Invite External Users
Add 25 WatchGuard accounts for the WatchGuard SOC analysts to connect to your environment and assign them to the group.
To add the WatchGuard accounts:
- From the navigation menu, go to Users > All Users.
- Click New Guest User.
- Select Invite User.
- In the Email text box, type [email protected]
- In the Display Name text box, type th1
- Select the Assignments tab.
- Click Add Group.
- Select the WatchGuard MDR SOC group.
- Select the Send Invite Message check box.
- Click Review + Invite.
- Repeat these steps for each of the 25 guest users.
For example, [email protected] to [email protected].
Monitor Invitations and Membership (Optional)
Use Audit logs or Access reviews in Entra ID to track user invitations and group membership changes.
Enable Advanced Features in Microsoft Defender for Endpoints
If you have a Microsoft 365 Enterprise E5 or Microsoft 365 Enterprise E3 environment, make sure that you enable the minimum required features.
To enable the required advanced features, in Microsoft Defender for Endpoints:
- Go to Microsoft Defender and log in with an assigned security administrator or global administrator account.
- In the left navigation menu, select Settings > Endpoints > Advanced Features.
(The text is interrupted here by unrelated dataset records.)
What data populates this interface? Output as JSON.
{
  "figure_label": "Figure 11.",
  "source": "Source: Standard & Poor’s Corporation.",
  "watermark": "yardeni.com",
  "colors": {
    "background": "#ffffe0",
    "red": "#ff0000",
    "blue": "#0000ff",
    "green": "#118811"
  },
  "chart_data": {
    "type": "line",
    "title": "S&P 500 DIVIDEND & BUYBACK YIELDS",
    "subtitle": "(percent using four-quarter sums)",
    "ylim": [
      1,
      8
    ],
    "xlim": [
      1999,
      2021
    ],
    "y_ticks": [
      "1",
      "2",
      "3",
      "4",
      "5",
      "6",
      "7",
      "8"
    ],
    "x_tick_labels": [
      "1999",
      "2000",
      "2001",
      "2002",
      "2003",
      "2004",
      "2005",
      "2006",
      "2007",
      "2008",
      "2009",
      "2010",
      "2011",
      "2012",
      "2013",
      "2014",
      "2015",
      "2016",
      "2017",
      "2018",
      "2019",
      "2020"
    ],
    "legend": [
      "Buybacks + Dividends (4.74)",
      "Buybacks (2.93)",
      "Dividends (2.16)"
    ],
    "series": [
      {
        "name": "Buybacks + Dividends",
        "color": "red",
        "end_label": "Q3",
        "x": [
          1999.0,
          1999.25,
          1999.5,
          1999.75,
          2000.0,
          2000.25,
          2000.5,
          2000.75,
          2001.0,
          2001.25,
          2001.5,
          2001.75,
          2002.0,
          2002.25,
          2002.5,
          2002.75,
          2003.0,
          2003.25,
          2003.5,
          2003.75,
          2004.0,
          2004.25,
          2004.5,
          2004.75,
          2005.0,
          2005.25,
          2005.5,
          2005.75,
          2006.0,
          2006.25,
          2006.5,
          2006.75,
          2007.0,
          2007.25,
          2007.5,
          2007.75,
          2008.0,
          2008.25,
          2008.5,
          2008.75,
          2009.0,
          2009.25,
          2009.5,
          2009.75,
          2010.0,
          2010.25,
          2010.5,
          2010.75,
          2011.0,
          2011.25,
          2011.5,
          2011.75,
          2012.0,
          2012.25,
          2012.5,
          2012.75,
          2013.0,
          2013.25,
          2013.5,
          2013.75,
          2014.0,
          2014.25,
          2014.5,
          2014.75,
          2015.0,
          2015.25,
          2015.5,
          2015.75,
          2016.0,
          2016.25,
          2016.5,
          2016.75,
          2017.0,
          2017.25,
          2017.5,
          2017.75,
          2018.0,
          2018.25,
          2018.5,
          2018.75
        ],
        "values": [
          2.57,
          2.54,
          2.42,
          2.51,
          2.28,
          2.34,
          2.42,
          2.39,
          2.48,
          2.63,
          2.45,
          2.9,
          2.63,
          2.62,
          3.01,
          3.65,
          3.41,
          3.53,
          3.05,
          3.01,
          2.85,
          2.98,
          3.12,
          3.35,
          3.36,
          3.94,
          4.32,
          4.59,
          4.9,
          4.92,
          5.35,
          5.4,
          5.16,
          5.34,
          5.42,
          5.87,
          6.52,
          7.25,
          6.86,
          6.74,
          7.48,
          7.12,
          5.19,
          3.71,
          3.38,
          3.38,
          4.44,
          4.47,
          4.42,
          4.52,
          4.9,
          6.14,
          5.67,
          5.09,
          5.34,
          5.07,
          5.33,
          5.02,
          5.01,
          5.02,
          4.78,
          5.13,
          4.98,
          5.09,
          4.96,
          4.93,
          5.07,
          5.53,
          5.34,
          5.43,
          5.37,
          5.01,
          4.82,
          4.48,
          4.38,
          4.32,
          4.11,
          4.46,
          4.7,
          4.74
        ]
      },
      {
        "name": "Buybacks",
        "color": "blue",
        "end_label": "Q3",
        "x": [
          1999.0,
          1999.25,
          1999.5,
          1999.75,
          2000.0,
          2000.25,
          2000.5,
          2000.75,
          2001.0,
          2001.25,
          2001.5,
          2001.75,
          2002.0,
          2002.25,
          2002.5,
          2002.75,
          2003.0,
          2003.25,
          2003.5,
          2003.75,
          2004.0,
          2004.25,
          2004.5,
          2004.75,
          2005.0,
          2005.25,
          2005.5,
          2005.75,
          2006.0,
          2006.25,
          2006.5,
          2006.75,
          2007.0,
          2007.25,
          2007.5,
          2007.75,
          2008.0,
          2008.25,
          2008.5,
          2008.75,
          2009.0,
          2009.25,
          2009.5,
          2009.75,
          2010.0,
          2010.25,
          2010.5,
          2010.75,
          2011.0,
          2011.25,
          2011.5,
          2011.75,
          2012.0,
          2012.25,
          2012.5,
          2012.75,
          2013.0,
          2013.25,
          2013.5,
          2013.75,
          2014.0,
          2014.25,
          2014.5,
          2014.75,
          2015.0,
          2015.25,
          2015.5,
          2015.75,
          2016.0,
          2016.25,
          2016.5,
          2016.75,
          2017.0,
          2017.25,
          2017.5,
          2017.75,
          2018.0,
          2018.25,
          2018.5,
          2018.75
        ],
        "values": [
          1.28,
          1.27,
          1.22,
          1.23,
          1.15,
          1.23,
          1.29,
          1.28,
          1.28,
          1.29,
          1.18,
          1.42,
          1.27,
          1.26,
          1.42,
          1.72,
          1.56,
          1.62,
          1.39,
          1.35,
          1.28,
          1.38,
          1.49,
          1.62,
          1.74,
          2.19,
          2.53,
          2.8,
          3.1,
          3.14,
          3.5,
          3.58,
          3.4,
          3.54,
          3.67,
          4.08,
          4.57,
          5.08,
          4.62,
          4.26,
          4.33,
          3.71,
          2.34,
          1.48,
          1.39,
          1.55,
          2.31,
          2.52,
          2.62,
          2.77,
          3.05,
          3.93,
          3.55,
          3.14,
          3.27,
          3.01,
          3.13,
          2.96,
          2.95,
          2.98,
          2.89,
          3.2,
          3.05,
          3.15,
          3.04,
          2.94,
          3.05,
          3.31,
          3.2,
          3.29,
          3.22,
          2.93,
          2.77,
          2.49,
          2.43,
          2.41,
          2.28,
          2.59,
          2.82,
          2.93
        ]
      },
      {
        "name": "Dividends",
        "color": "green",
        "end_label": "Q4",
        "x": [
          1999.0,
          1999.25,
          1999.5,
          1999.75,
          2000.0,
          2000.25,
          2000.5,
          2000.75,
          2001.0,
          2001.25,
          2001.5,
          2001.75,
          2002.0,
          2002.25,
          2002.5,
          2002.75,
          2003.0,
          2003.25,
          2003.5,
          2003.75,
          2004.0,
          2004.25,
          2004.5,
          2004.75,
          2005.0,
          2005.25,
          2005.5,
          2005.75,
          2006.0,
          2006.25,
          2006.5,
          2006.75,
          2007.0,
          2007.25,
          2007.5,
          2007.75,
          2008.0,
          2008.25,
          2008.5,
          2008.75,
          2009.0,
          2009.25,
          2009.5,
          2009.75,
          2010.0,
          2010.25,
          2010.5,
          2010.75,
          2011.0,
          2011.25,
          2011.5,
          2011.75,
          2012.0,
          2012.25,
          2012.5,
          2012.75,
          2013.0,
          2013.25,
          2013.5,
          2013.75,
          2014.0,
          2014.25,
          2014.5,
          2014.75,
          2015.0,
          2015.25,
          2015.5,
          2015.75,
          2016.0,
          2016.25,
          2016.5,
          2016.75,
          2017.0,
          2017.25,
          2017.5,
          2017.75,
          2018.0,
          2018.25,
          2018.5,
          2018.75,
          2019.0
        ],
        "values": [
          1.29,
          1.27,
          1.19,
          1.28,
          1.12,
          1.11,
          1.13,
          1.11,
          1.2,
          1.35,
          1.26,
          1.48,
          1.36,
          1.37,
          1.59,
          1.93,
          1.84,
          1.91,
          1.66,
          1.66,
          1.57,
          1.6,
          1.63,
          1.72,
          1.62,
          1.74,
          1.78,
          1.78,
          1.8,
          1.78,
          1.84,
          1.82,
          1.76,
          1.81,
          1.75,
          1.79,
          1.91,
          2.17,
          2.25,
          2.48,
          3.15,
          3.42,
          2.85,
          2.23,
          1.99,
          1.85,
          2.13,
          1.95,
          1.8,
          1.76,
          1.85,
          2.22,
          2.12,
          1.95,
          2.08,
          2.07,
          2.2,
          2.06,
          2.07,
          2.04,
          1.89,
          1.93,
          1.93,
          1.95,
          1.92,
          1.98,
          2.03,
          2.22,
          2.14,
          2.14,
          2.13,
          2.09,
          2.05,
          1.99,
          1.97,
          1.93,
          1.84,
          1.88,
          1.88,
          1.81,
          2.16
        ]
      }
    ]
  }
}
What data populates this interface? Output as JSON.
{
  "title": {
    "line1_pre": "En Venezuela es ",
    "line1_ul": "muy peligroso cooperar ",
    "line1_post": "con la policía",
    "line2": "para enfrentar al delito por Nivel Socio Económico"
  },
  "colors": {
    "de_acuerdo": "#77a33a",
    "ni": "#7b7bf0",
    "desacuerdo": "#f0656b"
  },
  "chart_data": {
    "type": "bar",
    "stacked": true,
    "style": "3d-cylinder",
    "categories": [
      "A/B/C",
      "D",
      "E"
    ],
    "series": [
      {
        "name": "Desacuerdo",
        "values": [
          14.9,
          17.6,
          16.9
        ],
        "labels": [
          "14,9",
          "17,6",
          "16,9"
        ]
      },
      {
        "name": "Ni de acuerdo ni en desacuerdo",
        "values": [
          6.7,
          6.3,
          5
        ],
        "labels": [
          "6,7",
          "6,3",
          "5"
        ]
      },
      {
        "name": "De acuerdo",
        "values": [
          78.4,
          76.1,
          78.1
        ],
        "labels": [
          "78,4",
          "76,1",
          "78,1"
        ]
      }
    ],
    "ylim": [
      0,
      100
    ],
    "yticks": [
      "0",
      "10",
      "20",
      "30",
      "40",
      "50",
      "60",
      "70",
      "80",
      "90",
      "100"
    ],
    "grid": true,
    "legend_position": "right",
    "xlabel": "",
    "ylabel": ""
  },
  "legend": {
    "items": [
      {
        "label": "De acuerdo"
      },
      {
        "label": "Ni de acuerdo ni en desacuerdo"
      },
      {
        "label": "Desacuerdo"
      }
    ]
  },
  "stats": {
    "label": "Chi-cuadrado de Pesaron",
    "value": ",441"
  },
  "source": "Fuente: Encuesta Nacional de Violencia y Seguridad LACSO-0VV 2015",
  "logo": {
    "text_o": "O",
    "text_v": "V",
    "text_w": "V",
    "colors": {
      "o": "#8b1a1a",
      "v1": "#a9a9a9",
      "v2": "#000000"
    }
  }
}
- Make sure the advanced Microsoft Defender features meet these minimum requirements:
- Click Save Preferences.
| Advanced Feature | Requirement |
|---|---|
| Restrict correlation to within-scoped device groups | Optional |
| Enabled EDR in block mode | Required |
| Automatically resolve alerts | Required |
| Allow or block files | Required |
| Custom network indicators | Required |
| Tamper protection | Required |
| Show user details | Required |
| Skype for business integration | Optional |
| Microsoft Defender for Cloud Apps | Required |
| Web content filtering (Managed by the partner's customer) | Required |
| Device discovery | Required |
| Download quarantined files | Required |
| Live response | Required |
| Live response for servers | Required |
| Live response from unsigned script execution | Required |
| Share endpoint alerts with the Microsoft Compliance Center | Optional |
| Microsoft Intune connection | Required |
| Authenticated telemetry | Required |
| Preview features | Optional |
| Endpoint Attack Notifications | Skip |
Complete the Onboarding Form
After you configure your Microsoft environment, complete the MDR Microsoft Defender for Endpoint Onboarding Form. To complete the form, you must have this information from your Microsoft account:
- Microsoft Tenant ID — The tenant ID format is: XXXXXXX-XXXX-MXXX-NXXX-XXXX. For instructions from Microsoft to find your tenant ID, go to How to Find Your Microsoft Entra Tenant ID in the Microsoft documentation.
- WatchGuard SOC Approvers Link and WatchGuard SOC Analysts Link — For more information about these links, go to Connect WatchGuard Core MDR for Microsoft with Microsoft Defender.
You also need this information:
- Customer Company Name — The company name of the customer account for this connector.
- Partner Company Name — The company name of the Partner.
- WatchGuard Partner ID — The Partner ID format is: ACC-XXXXXXX.
- Partner Contact Email Address — The Partner contact email address the deployment team can use if they have questions.
- Customer/Subscriber WatchGuard Account ID — The Account ID format is: ACC-XXXXXXX or WGC-X-XXXXXXXXXXXXXXXXXXXX.